Hallam took a step back, literally stunned by the words of the outraged woman, who for so long a time had been his slave, while Bayle uttered a long sighing sound as if relieved of some terrible weight.
For a time no one spoke, but all turned from gazing on the prominent figure of that group, to Hallam, who stood clenching and unclenching his hands, and gasping as if trying to recover from the shock he had received.
He essayed to speak as he glared at Mrs Hallam, and scowled at her as if each look were an arrow to wound and bring her to his feet humbled and appealing as of old; but the arrows glanced from the armour of indignant maternal love with which she was clothed; and, drawn up to her full height, scornful and defiant as she seemed, her look absolutely made him quail.
Tramp – tramp – tramp – tramp.
The regular march of disciplined men coming nearer and nearer, but heard by none within that room, as Crellock, with a coarse laugh, bent forward, and whispered in his companion’s ear:
“Why, man, are you going to submit to this?”
“No!” roared Hallam, as if his gang-companion’s words had broken a spell. “No! The woman’s mad! Julia, you are my child. Come here!”
Julia met the eyes that were fixed fiercely upon her, and stepped forward.
Bayle tried to arrest her, but she raised her hand to keep him back, and then placed it on her father’s arm, trembling and looking white. Then she reached up, and kissed him solemnly upon the cheek.
“There, gentlemen,” he cried triumphantly. “You see. Now, wife – my wife, come to your convict servant – come – home.”
He passed his arm round Julia’s waist, and signed to Crellock to come forward, but his child glided from his grasp.
“Good-bye – father – good-bye – for ever.”
He made a snatch at her hand; but she had gone, and was clinging to Bayle.
Hallam uttered a fierce oath, and then listened: stopped short with his head wrenched round to gaze at the door.
For at that moment the tramp of feet reached the entrance, and a voice rang out:
“Halt!”
There was the rattle of muskets on the path, and as, ghastly of face, and with starting eyes, Robert Hallam saw in imagination the interior of the prison, the grim convict dress, the chains, and the lash, the door was thrown open, and Captain Otway entered, followed by a sergeant and a file of the convict guard, a squad remaining outside, drawn up before the house.
Otway glanced round, his brow furrowed, and his lips tightened, as his eyes fell on Mrs Hallam and her child.
It was but a momentary emotion. Then the stern military precision asserted itself, and he said quickly:
“Robert Hallam, number 874, assigned servant, I arrest you for breaking the terms of your pass. Sergeant, remove this man.”
Two men stepped to Hallam’s side on the instant.
“Curse you,” he yelled, as he started forward to reach his wife, but a strong hand on either arm stayed him. “This is your work.”
She shook her head slowly, and Julia darted to her side, for the firmness that had sustained her so far was failing fast.
“No,” she said slowly; “it is no work of mine.”
“Then I have to thank my dear friend the Baronet here,” he cried with a vindictive look at Sir Gordon.
“No, Hallam.
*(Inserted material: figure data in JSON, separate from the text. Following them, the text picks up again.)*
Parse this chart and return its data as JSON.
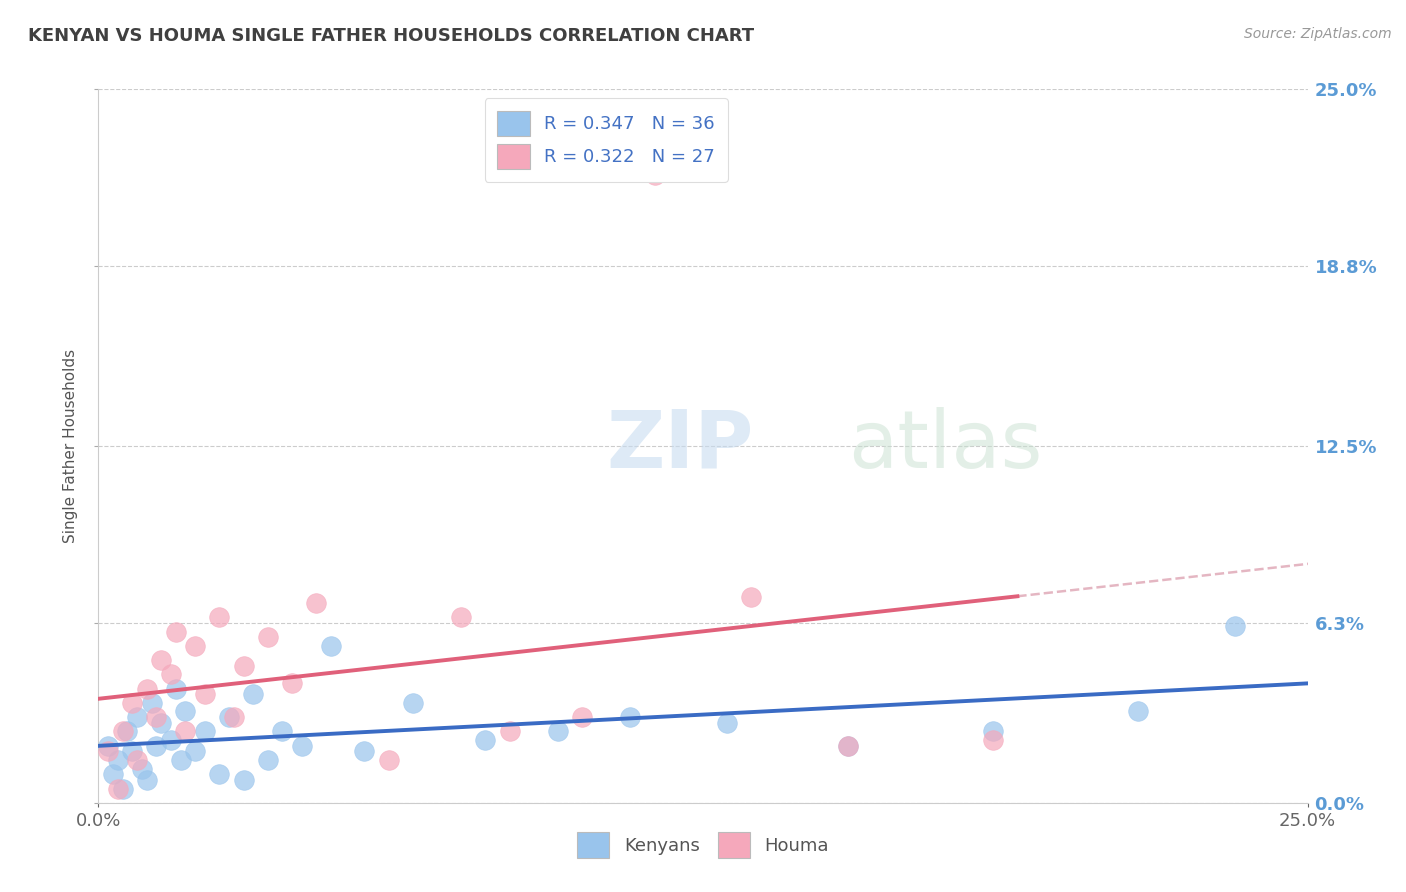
{
  "title": "KENYAN VS HOUMA SINGLE FATHER HOUSEHOLDS CORRELATION CHART",
  "source": "Source: ZipAtlas.com",
  "ylabel": "Single Father Households",
  "xlim": [
    0.0,
    0.25
  ],
  "ylim": [
    0.0,
    0.25
  ],
  "xtick_labels": [
    "0.0%",
    "25.0%"
  ],
  "ytick_labels": [
    "0.0%",
    "6.3%",
    "12.5%",
    "18.8%",
    "25.0%"
  ],
  "ytick_values": [
    0.0,
    0.063,
    0.125,
    0.188,
    0.25
  ],
  "kenyan_color": "#99C4EC",
  "houma_color": "#F5A8BB",
  "kenyan_line_color": "#3A6BC4",
  "houma_line_color": "#E0607A",
  "trend_dash_color": "#E0AAB8",
  "background_color": "#FFFFFF",
  "grid_color": "#CCCCCC",
  "title_color": "#404040",
  "kenyan_scatter_x": [
    0.002,
    0.003,
    0.004,
    0.005,
    0.006,
    0.007,
    0.008,
    0.009,
    0.01,
    0.011,
    0.012,
    0.013,
    0.015,
    0.016,
    0.017,
    0.018,
    0.02,
    0.022,
    0.025,
    0.027,
    0.03,
    0.032,
    0.035,
    0.038,
    0.042,
    0.048,
    0.055,
    0.065,
    0.08,
    0.095,
    0.11,
    0.13,
    0.155,
    0.185,
    0.215,
    0.235
  ],
  "kenyan_scatter_y": [
    0.02,
    0.01,
    0.015,
    0.005,
    0.025,
    0.018,
    0.03,
    0.012,
    0.008,
    0.035,
    0.02,
    0.028,
    0.022,
    0.04,
    0.015,
    0.032,
    0.018,
    0.025,
    0.01,
    0.03,
    0.008,
    0.038,
    0.015,
    0.025,
    0.02,
    0.055,
    0.018,
    0.035,
    0.022,
    0.025,
    0.03,
    0.028,
    0.02,
    0.025,
    0.032,
    0.062
  ],
  "houma_scatter_x": [
    0.002,
    0.004,
    0.005,
    0.007,
    0.008,
    0.01,
    0.012,
    0.013,
    0.015,
    0.016,
    0.018,
    0.02,
    0.022,
    0.025,
    0.028,
    0.03,
    0.035,
    0.04,
    0.045,
    0.06,
    0.075,
    0.085,
    0.1,
    0.115,
    0.135,
    0.155,
    0.185
  ],
  "houma_scatter_y": [
    0.018,
    0.005,
    0.025,
    0.035,
    0.015,
    0.04,
    0.03,
    0.05,
    0.045,
    0.06,
    0.025,
    0.055,
    0.038,
    0.065,
    0.03,
    0.048,
    0.058,
    0.042,
    0.07,
    0.015,
    0.065,
    0.025,
    0.03,
    0.22,
    0.072,
    0.02,
    0.022
  ]
}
I have known for months past that you have been living in wild excess on the money you stole from me, but I spared you for others’ sake.”
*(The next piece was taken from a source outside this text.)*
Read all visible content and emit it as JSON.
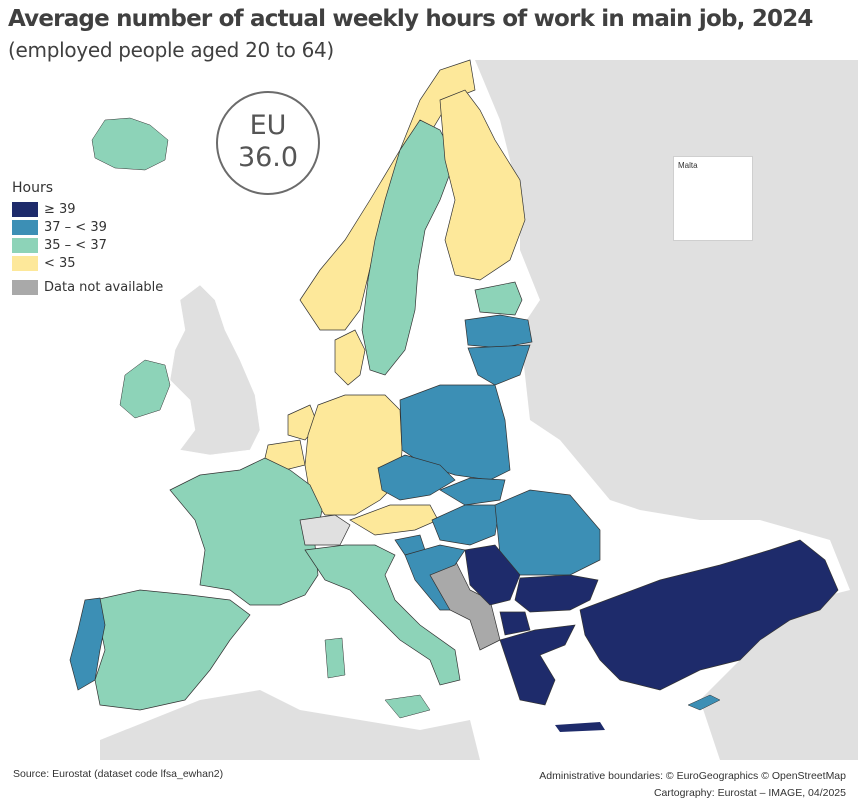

“Oh, I see, then,” cried Hallam, turning to Bayle; “it was you – you beggarly professor of – ”
“Stay your reproaches,” cried Bayle sternly. “I could not have taken steps against you had I wished.”
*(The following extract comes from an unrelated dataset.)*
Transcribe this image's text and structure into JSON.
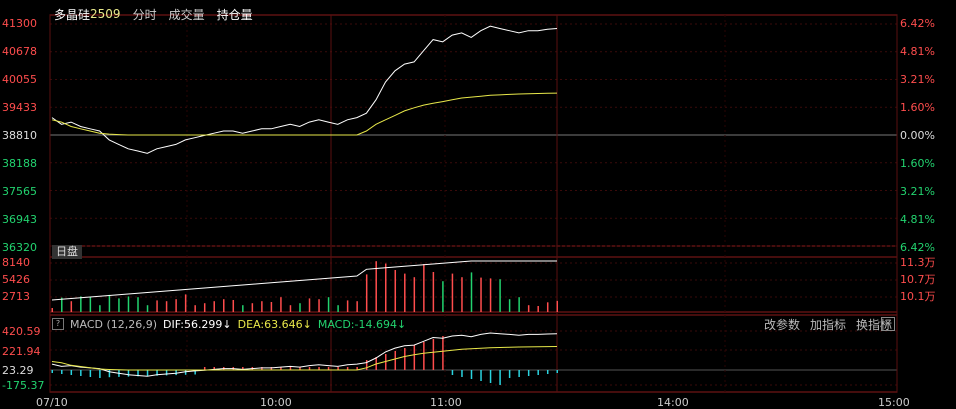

“If it’ll make it easier for Mr Hallam to know who gave information again him,” said a voice at the door, “it was me.”
“Tom Porter!” cried Sir Gordon.
“Ay, ay, sir.”
“Remove your prisoner,” said Captain Otway sternly. Crellock stepped forward with a blustering swagger.
“Am I included in this?” he said.
“No, sir,” said Captain Otway sternly. “I have no orders about you – at present. Take my advice and go.” Crellock made a step toward Julia, but she shrank from him in horror, and the next minute he was literally forced out by the soldiers with their prisoner, the door closed, and a low, wailing voice arose:
“Julia!”
“Mother, dear mother, I am here,” cried Julia, kneeling and supporting the stricken woman on her breast.
“Hold me, my darling, tightly,” she moaned. “It is growing dark – is this the end?”